Di era digital saat ini, dengan keterbukan informasi, dari sisi positifnya memang E-Sertifikat dapat memberikan jaminan kepastian hukum, dengan meminimalkan pemalsuan dan duplikasi, serta minimal mengurangi misinformasi yang sering menyebabkan terjadinya sengketa dan konflik agraria.
Akan tetapi, dari sisi negatifnya bahwa dengan kemampuan dan kecanggihan para hacker dan lain sejenisnya dalam penetrasi ke situs-situs penting, dapat memberikan ketidak nyamanan dan kekuatiran dari masyarakat.
Oleh karena itu, Kementerian ATR/BPN masih perlu terus memberikan edukasi kepada masyarakat dan menjelaskan jaminan bahwa tingkat keamanan kepemilikan E-Sertipikat atas tanah yang mereka punya sangat aman bukan hanya sebuah retorika semata, tetapi nyata adanya.

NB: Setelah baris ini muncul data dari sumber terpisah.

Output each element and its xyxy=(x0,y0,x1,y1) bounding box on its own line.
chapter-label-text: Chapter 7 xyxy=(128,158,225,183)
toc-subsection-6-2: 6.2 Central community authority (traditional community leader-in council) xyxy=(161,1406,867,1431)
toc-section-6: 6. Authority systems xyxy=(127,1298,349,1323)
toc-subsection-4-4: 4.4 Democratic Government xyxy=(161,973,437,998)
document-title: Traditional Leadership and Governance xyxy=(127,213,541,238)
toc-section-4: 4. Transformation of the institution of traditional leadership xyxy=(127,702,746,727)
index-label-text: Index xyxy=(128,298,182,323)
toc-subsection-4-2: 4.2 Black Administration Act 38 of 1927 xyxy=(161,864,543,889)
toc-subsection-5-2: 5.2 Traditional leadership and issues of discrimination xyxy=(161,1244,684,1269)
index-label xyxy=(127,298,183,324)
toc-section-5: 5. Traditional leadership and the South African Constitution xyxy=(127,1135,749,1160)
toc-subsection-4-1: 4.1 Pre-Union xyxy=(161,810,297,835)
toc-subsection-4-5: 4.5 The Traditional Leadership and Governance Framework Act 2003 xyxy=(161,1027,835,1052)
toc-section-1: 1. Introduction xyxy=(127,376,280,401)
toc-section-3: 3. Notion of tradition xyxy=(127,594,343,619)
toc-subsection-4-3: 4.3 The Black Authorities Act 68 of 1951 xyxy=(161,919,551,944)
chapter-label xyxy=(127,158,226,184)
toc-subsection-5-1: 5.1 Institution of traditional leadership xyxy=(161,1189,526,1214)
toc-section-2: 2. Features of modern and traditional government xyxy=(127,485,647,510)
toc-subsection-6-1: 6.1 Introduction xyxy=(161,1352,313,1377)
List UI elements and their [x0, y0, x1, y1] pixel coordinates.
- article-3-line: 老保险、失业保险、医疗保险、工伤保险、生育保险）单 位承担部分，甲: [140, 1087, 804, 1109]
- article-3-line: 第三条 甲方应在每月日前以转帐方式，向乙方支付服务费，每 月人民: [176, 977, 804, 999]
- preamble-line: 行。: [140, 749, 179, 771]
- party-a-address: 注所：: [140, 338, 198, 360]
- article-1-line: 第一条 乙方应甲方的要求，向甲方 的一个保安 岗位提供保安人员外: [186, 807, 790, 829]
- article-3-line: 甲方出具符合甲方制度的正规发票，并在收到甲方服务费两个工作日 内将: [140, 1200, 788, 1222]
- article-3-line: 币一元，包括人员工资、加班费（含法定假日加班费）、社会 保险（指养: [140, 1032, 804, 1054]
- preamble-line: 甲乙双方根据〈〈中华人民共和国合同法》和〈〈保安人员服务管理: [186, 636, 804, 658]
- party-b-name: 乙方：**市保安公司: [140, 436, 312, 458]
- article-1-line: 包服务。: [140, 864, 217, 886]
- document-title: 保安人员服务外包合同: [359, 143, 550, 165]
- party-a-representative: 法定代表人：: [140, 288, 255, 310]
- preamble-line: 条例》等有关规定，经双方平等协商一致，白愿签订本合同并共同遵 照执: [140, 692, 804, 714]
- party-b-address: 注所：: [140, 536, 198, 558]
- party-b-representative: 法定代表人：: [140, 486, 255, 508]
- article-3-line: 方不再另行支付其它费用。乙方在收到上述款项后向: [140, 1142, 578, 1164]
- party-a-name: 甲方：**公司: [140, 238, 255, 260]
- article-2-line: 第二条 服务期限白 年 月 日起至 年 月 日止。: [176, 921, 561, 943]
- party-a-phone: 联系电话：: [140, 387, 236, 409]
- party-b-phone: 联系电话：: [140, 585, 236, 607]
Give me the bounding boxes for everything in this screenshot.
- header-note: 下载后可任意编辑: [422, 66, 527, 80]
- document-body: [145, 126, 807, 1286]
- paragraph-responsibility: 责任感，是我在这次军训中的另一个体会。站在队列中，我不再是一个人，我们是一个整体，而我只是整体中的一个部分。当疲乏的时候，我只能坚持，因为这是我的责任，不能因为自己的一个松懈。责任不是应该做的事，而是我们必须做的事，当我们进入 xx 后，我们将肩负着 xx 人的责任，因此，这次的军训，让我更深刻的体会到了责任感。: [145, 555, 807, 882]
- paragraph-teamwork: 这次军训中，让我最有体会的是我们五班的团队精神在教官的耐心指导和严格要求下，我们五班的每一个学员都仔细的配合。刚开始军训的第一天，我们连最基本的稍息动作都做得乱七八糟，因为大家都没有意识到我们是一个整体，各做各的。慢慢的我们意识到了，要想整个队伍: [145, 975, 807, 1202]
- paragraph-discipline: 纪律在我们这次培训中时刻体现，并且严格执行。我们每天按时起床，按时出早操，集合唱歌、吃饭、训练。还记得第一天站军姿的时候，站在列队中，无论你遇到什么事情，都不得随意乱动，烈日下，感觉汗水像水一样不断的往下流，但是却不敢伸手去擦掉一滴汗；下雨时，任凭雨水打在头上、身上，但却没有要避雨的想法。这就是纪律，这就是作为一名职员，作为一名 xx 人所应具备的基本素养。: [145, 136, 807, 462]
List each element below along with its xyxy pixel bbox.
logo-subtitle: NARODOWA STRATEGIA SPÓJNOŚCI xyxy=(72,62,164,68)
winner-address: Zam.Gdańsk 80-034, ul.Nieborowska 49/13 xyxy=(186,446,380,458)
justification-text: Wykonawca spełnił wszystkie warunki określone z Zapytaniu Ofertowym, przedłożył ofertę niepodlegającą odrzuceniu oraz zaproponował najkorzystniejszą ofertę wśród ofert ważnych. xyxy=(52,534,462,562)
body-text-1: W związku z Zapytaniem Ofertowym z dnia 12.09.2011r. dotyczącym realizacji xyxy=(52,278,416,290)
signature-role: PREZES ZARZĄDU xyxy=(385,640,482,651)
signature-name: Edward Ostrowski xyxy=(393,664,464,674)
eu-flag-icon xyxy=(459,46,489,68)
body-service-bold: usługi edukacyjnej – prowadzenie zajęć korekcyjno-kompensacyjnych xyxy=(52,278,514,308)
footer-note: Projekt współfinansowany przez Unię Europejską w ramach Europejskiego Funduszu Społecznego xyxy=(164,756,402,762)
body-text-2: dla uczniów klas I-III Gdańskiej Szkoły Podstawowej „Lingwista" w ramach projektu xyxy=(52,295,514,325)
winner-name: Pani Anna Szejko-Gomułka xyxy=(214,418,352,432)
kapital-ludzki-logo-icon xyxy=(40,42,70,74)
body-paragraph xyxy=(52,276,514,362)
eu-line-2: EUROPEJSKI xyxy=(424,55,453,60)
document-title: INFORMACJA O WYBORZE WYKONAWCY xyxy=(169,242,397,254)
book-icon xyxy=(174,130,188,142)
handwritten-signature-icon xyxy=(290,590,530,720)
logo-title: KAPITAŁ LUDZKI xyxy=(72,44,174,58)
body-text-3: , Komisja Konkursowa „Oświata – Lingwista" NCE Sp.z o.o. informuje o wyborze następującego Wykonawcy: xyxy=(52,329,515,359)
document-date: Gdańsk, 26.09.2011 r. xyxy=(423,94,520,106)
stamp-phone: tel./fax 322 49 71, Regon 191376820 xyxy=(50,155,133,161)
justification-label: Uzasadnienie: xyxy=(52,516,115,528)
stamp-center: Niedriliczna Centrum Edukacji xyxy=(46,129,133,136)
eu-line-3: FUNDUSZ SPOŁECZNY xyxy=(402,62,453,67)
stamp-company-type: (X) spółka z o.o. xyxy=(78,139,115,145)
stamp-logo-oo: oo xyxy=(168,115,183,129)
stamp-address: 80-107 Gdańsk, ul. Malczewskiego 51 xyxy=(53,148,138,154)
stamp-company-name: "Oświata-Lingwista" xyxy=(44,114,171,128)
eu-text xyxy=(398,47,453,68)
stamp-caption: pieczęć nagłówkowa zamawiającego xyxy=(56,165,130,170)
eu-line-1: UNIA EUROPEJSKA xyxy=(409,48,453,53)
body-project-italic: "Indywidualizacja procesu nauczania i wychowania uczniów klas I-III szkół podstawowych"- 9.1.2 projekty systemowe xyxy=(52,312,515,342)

Dengan demikian, E-Sertipikat dapat meningkatkan registering property yang muaranya terjadi peningkatan atas peringkat "Ease of Doing Business" negara kita, adalah bentuk komitmen dan kontribusi masyarakat terhadap negaranya, adalah sebuah solusi.
Moga, ini cuma sindrom "barang baru"!
Oleh: Dr. Usmar, SE.,MM.
Kepala Lembaga Penelitian & Pengabdian Masyarakat (LPPM) Universitas Prof.Dr.Moestopo (Beragama), Jakarta. & Ketua Umum Lembaga Kebudayaan Nasional.